Measured Profiling and Intrusion

Profiling associates performance metrics with aspects of a program's execution. Normally, it is the program's components being profiled, such as its routines and code blocks, and profile results show how performance data are distributed across these program parts. Execution time is the most common metric, but any source of performance data is valid (e.g., hardware counters [4,6,23,30]). Flat profiles show performance data distributed onto the static program structure, while path profiles [11] map performance data to dynamic program behavior, most often represented as program execution paths (e.g., routine calling paths [7,11]). Profiling both measures performance data and calculates performance statistics at runtime.

Measured profiling requires direct instrumentation of a program with code to obtain requisite performance data and compute performance statistics. Generally, we are interested in observing events that have entry / exit semantics. Instrumentation is done both at the event ``entry'' point (e.g., routine begin) and the event ``exit'' point (e.g., routine return). Profile statistics report performance metrics observed between event entry and exit. We typically speak of inclusive performance, which includes the performance of other descendant events that occur between the entry and exit of a particular event, as well as of exclusive performance, which does not include descendant performance.

Unfortunately, the measurement code alters the program's execution, primarily in execution time dilation, but it also affects hardware operation. Intrusion will be reflected in the profile results unless techniques can compensate for it. Other research work has sought to characterize measurement overhead as a way to bound intrusion effects or to control the degree of intrusion during execution. For instance, the work by Kranzlmüller [15] quantifies the overhead of MPI monitors using the benchmarking suite SKaMPI, and Fagot's work [8] assesses systematically the overhead of parallel program tracing. The work by Hollingsworth and Miller [12] demonstrates the use of measurement cost models, both predicted and observed, to control intrusion at runtime via measurement throttling and instrumentation disabling.

Our interest is to compensate for measurement intrusion. Thus, we need to understand the intrusion effects are manifested in performance profiles. Let us first consider inclusive execution time profiles, using routines as our generic events. Two timing measurements are necessary to determine inclusive time for a routine every time it is called: one to get the current clock value at time of entry and one to get the clock value at exit. The difference between the clock samples is the inclusive time spent in this call. Let $\Delta_i$ represent the overhead to measure the inclusive time. If the routine $A$ is executed $N$ times, its inclusive time is increased by $N*\Delta_i$ measurement overhead.

However, $A$'s inclusive time is also increased by the overhead incurred in the inclusive time measurement of descendant routines invoked after $A$ is called and before it exits. If $M$ routines are called while $A$ is active ($M$ covers all calls to $A$), the inclusive time is increased additionally by $M*\Delta_i$ because each descendant routine profiled will incur inclusive overhead.
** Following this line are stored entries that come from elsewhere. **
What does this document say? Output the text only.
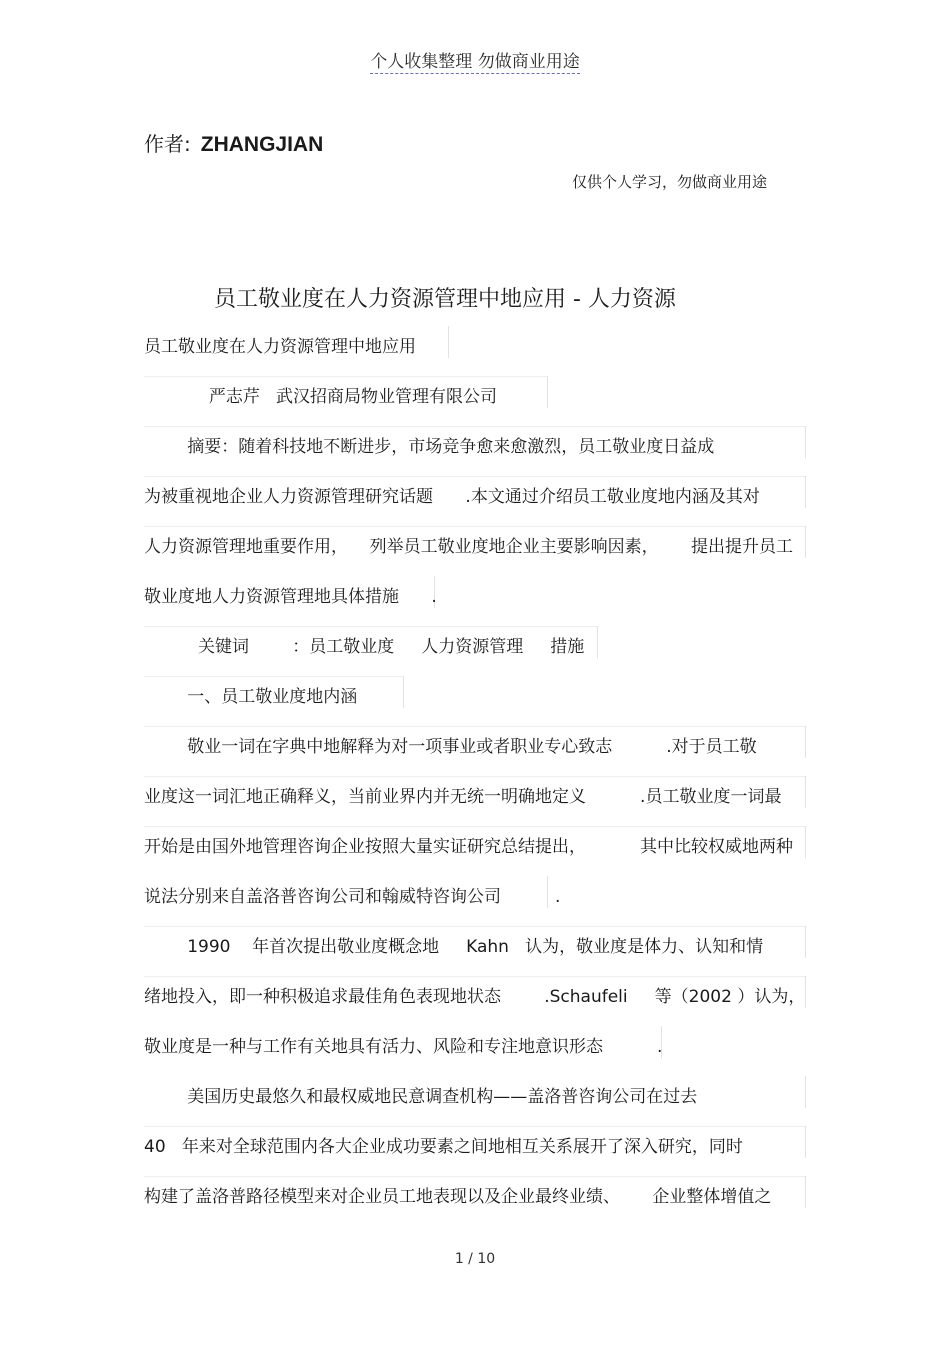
个人收集整理 勿做商业用途
作者: ZHANGJIAN
仅供个人学习，勿做商业用途
员工敬业度在人力资源管理中地应用 - 人力资源
员工敬业度在人力资源管理中地应用
严志芹   武汉招商局物业管理有限公司
摘要：随着科技地不断进步，市场竞争愈来愈激烈，员工敬业度日益成
为被重视地企业人力资源管理研究话题      .本文通过介绍员工敬业度地内涵及其对
人力资源管理地重要作用，    列举员工敬业度地企业主要影响因素，      提出提升员工
敬业度地人力资源管理地具体措施      .
关键词        ：员工敬业度     人力资源管理     措施
一、员工敬业度地内涵
敬业一词在字典中地解释为对一项事业或者职业专心致志          .对于员工敬
业度这一词汇地正确释义，当前业界内并无统一明确地定义          .员工敬业度一词最
开始是由国外地管理咨询企业按照大量实证研究总结提出，          其中比较权威地两种
说法分别来自盖洛普咨询公司和翰威特咨询公司          .
1990    年首次提出敬业度概念地     Kahn   认为，敬业度是体力、认知和情
绪地投入，即一种积极追求最佳角色表现地状态        .Schaufeli     等（2002 ）认为，
敬业度是一种与工作有关地具有活力、风险和专注地意识形态          .
美国历史最悠久和最权威地民意调查机构——盖洛普咨询公司在过去
40   年来对全球范围内各大企业成功要素之间地相互关系展开了深入研究，同时
构建了盖洛普路径模型来对企业员工地表现以及企业最终业绩、      企业整体增值之
1 / 10
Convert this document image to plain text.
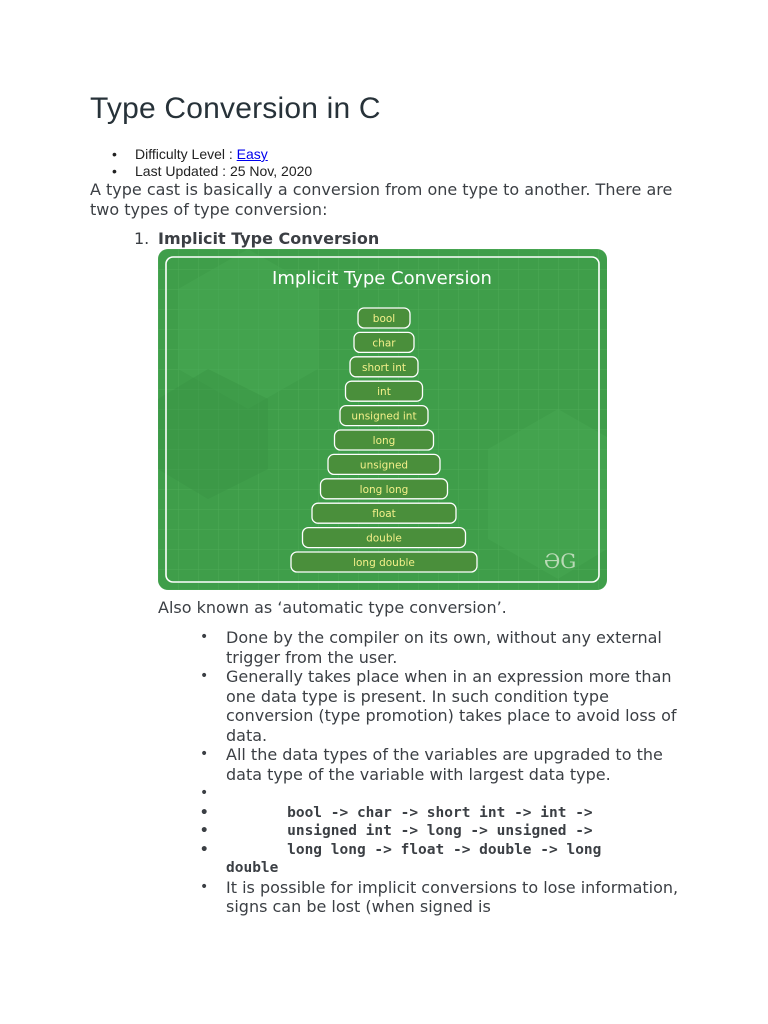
Type Conversion in C
• Difficulty Level : Easy
• Last Updated : 25 Nov, 2020

A type cast is basically a conversion from one type to another. There are two types of type conversion:

1. Implicit Type Conversion
Implicit Type Conversion
bool
char
short int
int
unsigned int
long
unsigned
long long
float
double
long double	ƏG

Also known as ‘automatic type conversion’.

• Done by the compiler on its own, without any external trigger from the user.
• Generally takes place when in an expression more than one data type is present. In such condition type conversion (type promotion) takes place to avoid loss of data.
• All the data types of the variables are upgraded to the data type of the variable with largest data type.
•
•        bool -> char -> short int -> int ->
•        unsigned int -> long -> unsigned ->
•        long long -> float -> double -> long
double
• It is possible for implicit conversions to lose information, signs can be lost (when signed is
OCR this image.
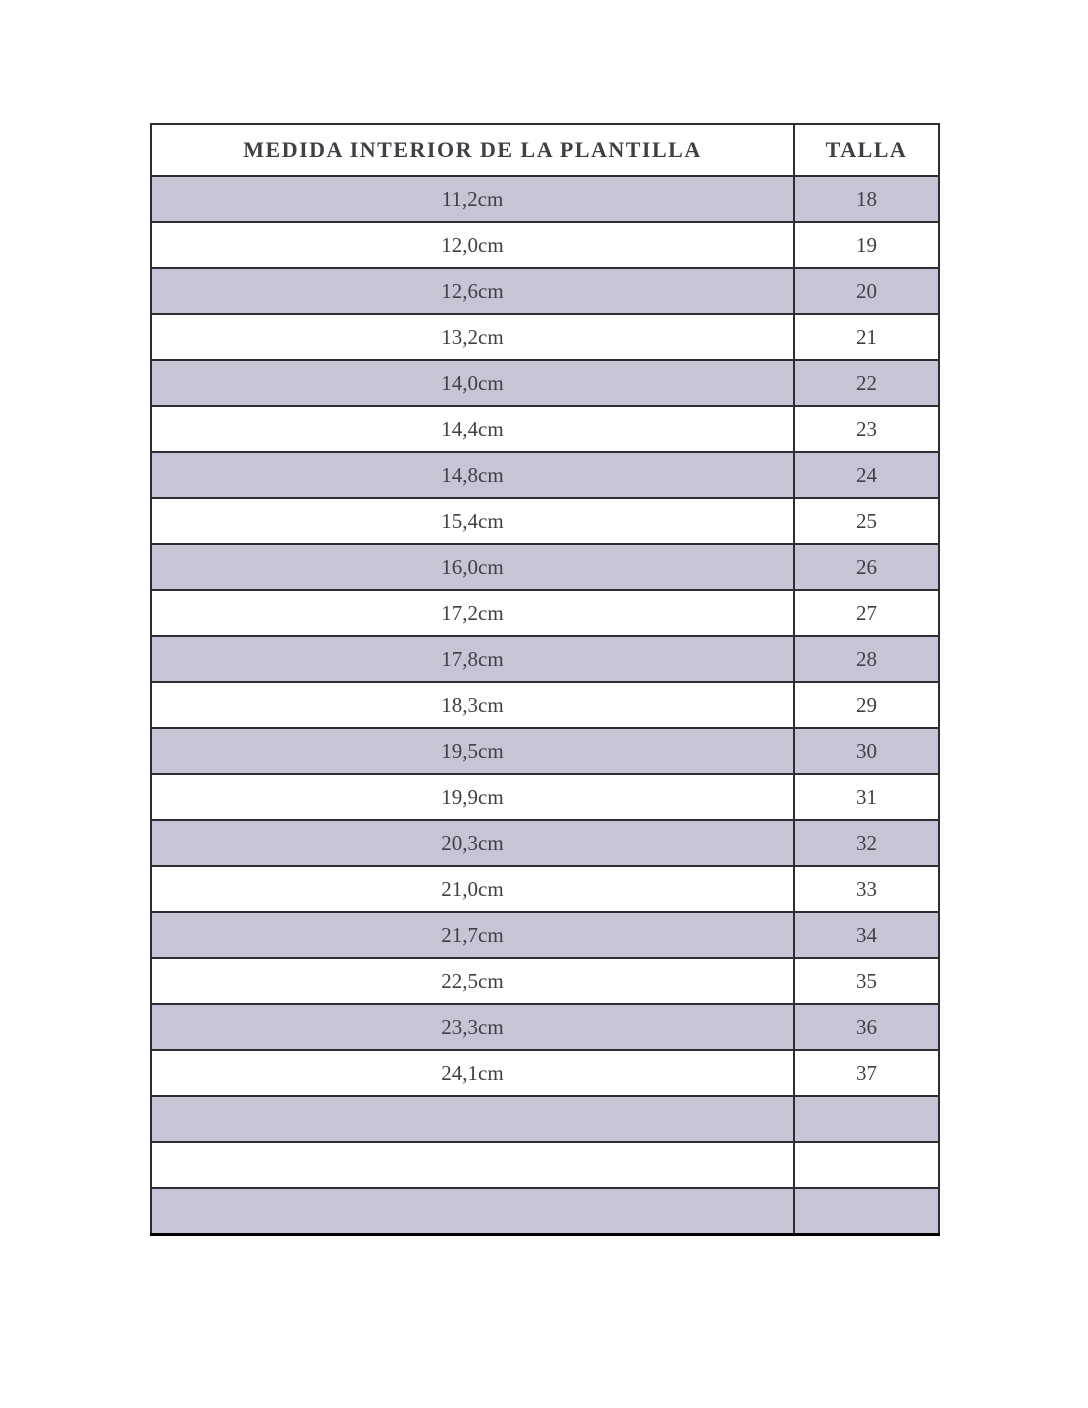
MEDIDA INTERIOR DE LA PLANTILLA	TALLA
11,2cm	18
12,0cm	19
12,6cm	20
13,2cm	21
14,0cm	22
14,4cm	23
14,8cm	24
15,4cm	25
16,0cm	26
17,2cm	27
17,8cm	28
18,3cm	29
19,5cm	30
19,9cm	31
20,3cm	32
21,0cm	33
21,7cm	34
22,5cm	35
23,3cm	36
24,1cm	37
To calculate $A$'s exclusive time, the inclusive time spent in each direct descendant is subtracted from $A$'s inclusive time. Since this occurs at $A$'s exit, the inclusive times for all direct descendant calls must be summed. If $\Delta_e$ is the measurement overhead to do the summation upon each direct descendant exit, the total overhead that gets reflected in $A$'s exclusive time is $L*\Delta_e$ for $L$ direct descendant calls. (The subtraction from $A$'s inclusive time is small and will be ignored for sake of discussion.) It is important to observe that all overhead accumulated in the inclusive times of $A$'s direct descendants gets cancelled in the exclusive time computation. Unfortunately, if we calculate the inclusive and exclusive times simultaneously, as is normally the case, the $L*\Delta_e$ overhead must be added to $A$'s inclusive time.

To summarize, the total performance profile of routine $A$ will show an increase in inclusive time due to measurement overhead of $N*\Delta_i~+~M*\Delta_i~+~L*\Delta_e$, where $N$ is the total number of times $A$ is called, $M$ is the number of times descendant routines of $A$ are called, and $L$ is the number of times $A$'s direct descendant routines are called. The performance profile of routine $A$ will also show an increase in exclusive time of $L*\Delta_e$ due to overhead.

Standard profiling practice does not report the measurement overheads included in per event inclusive and exclusive profiles. Typically, overhead is reported as a percetage slowdown in total execution time, with the implicit assumption that measurement overhead is equally distributed across all measured events. Clearly, this is not the case. Events with a large number of descendant event occurrences will assume a greater proportion of measurement overhead. If we cannot compensate for this overhead, the performance profile will be distorted as a result. Furthermore, if processes of a parallel application exhibit different execution behavior, the parallel profiles will show skewed performance results.